The Warriors, Thompson said, apply many of the same principles defensively as former WSU coach Tony Bennett. And the conversation turns to the Cougars.
Thompson said he’s optimistic about the future of WSU basketball under the current coaching staff, despite some of the Cougars’ early-season struggles.
It’s not Ken Bone’s fault, Thompson says, that heralded freshman Que Johnson (ineligible) and Reggie Moore (dismissed for violation of team policy) aren’t available this season.
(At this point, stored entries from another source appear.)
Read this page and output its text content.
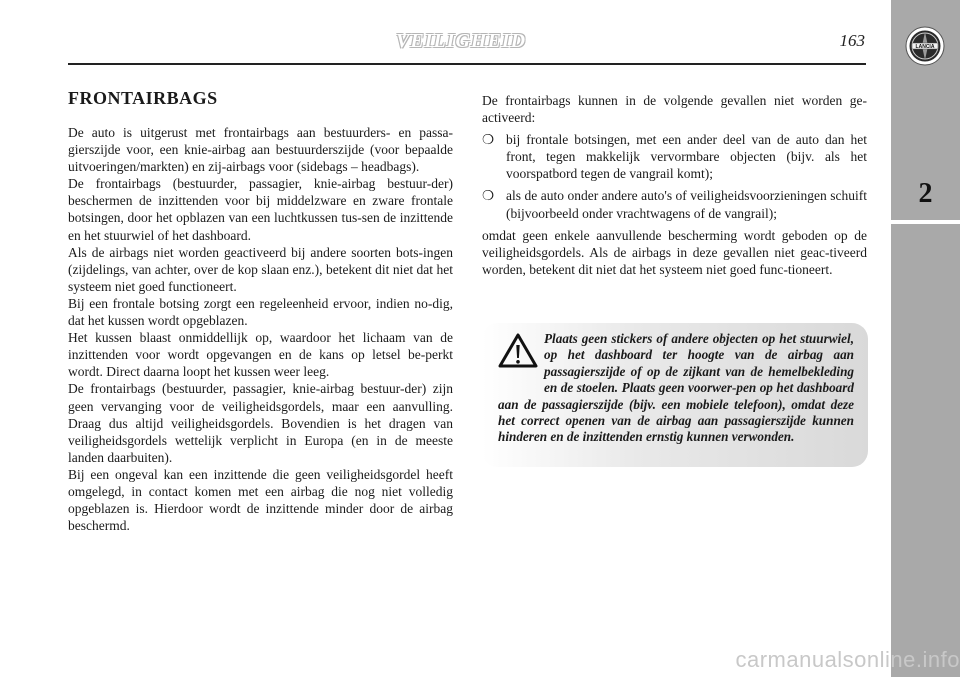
VEILIGHEID	163
2
LANCIA
FRONTAIRBAGS

De auto is uitgerust met frontairbags aan bestuurders- en passa-gierszijde voor, een knie-airbag aan bestuurderszijde (voor bepaalde uitvoeringen/markten) en zij-airbags voor (sidebags – headbags).

De frontairbags (bestuurder, passagier, knie-airbag bestuur-der) beschermen de inzittenden voor bij middelzware en zware frontale botsingen, door het opblazen van een luchtkussen tus-sen de inzittende en het stuurwiel of het dashboard.

Als de airbags niet worden geactiveerd bij andere soorten bots-ingen (zijdelings, van achter, over de kop slaan enz.), betekent dit niet dat het systeem niet goed functioneert.

Bij een frontale botsing zorgt een regeleenheid ervoor, indien no-dig, dat het kussen wordt opgeblazen.

Het kussen blaast onmiddellijk op, waardoor het lichaam van de inzittenden voor wordt opgevangen en de kans op letsel be-perkt wordt. Direct daarna loopt het kussen weer leeg.

De frontairbags (bestuurder, passagier, knie-airbag bestuur-der) zijn geen vervanging voor de veiligheidsgordels, maar een aanvulling. Draag dus altijd veiligheidsgordels. Bovendien is het dragen van veiligheidsgordels wettelijk verplicht in Europa (en in de meeste landen daarbuiten).

Bij een ongeval kan een inzittende die geen veiligheidsgordel heeft omgelegd, in contact komen met een airbag die nog niet volledig opgeblazen is. Hierdoor wordt de inzittende minder door de airbag beschermd.

De frontairbags kunnen in de volgende gevallen niet worden ge-activeerd:

❍ bij frontale botsingen, met een ander deel van de auto dan het front, tegen makkelijk vervormbare objecten (bijv. als het voorspatbord tegen de vangrail komt);
❍ als de auto onder andere auto's of veiligheidsvoorzieningen schuift (bijvoorbeeld onder vrachtwagens of de vangrail);

omdat geen enkele aanvullende bescherming wordt geboden op de veiligheidsgordels. Als de airbags in deze gevallen niet geac-tiveerd worden, betekent dit niet dat het systeem niet goed func-tioneert.

Plaats geen stickers of andere objecten op het stuurwiel, op het dashboard ter hoogte van de airbag aan passagierszijde of op de zijkant van de hemelbekleding en de stoelen. Plaats geen voorwer-pen op het dashboard aan de passagierszijde (bijv. een mobiele telefoon), omdat deze het correct openen van de airbag aan passagierszijde kunnen hinderen en de inzittenden ernstig kunnen verwonden.
carmanualsonline.info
“I like what they’re doing. Not having Que this year definitely hurt, because Que’s really talented, one of the better recruits to come in there in a long time,” Thompson said. “And losing Reg was tough. So you’ve got to cut Coach Bone some slack. Losing their senior point guard, assist leader, is tough on anybody.
“They’ve had some tough losses. A couple points and they should be 12-3 instead of 9-5 or 9-6. I watched the Gonzaga game and they played great and showed they can play with anybody in the country.”
Thompson’s own WSU career – which included 1,756 points, third-most in school history, as well as a school-best 242 made 3-pointers – ended in somewhat dubious fashion.
His arrest for marijuana possession in March of his junior year resulted in a suspension from a game pivotal to WSU’s NCAA tournament chances (they lost). It was also the second of three marijuana-related incidents involving Cougars players that season.
But that shouldn’t be an indictment of the program’s culture, Thompson said.
“They’ve kept it clean this year,” he said. “I can tell those guys enjoy playing for each other. I’d love to see them win. I would really like to see them win. I think Pullman could be a great sports town for any team, any sport. It’s just unfortunate what happened to me, Reggie and (DeAngelo) Casto. In hindsight, it wasn’t anything that had to do with the coaches. That was a personal matter. So you can’t blame it on the program at all. That’s just something that the players chose to do.”
Thompson sees NBA potential in Brock Motum, WSU’s 6-foot-10 senior forward who led the Pac-12 in scoring last season and is among its leaders again this year. Motum and Thompson were teammates for two seasons under Bone.
“I always thought Brock Motum was going to be a pro,” Thompson said.
“Super-skilled big man, one of the most skilled I’ve ever seen. He actually reminds me of David Lee’s game, as far as how he can face people up and be a mismatch nightmare from about 20 feet and in. I think he can flourish in the NBA.”
Thompson, who scored 16 points that night with WSU players and coaches in attendance, appears to have found a comfortable home of his own.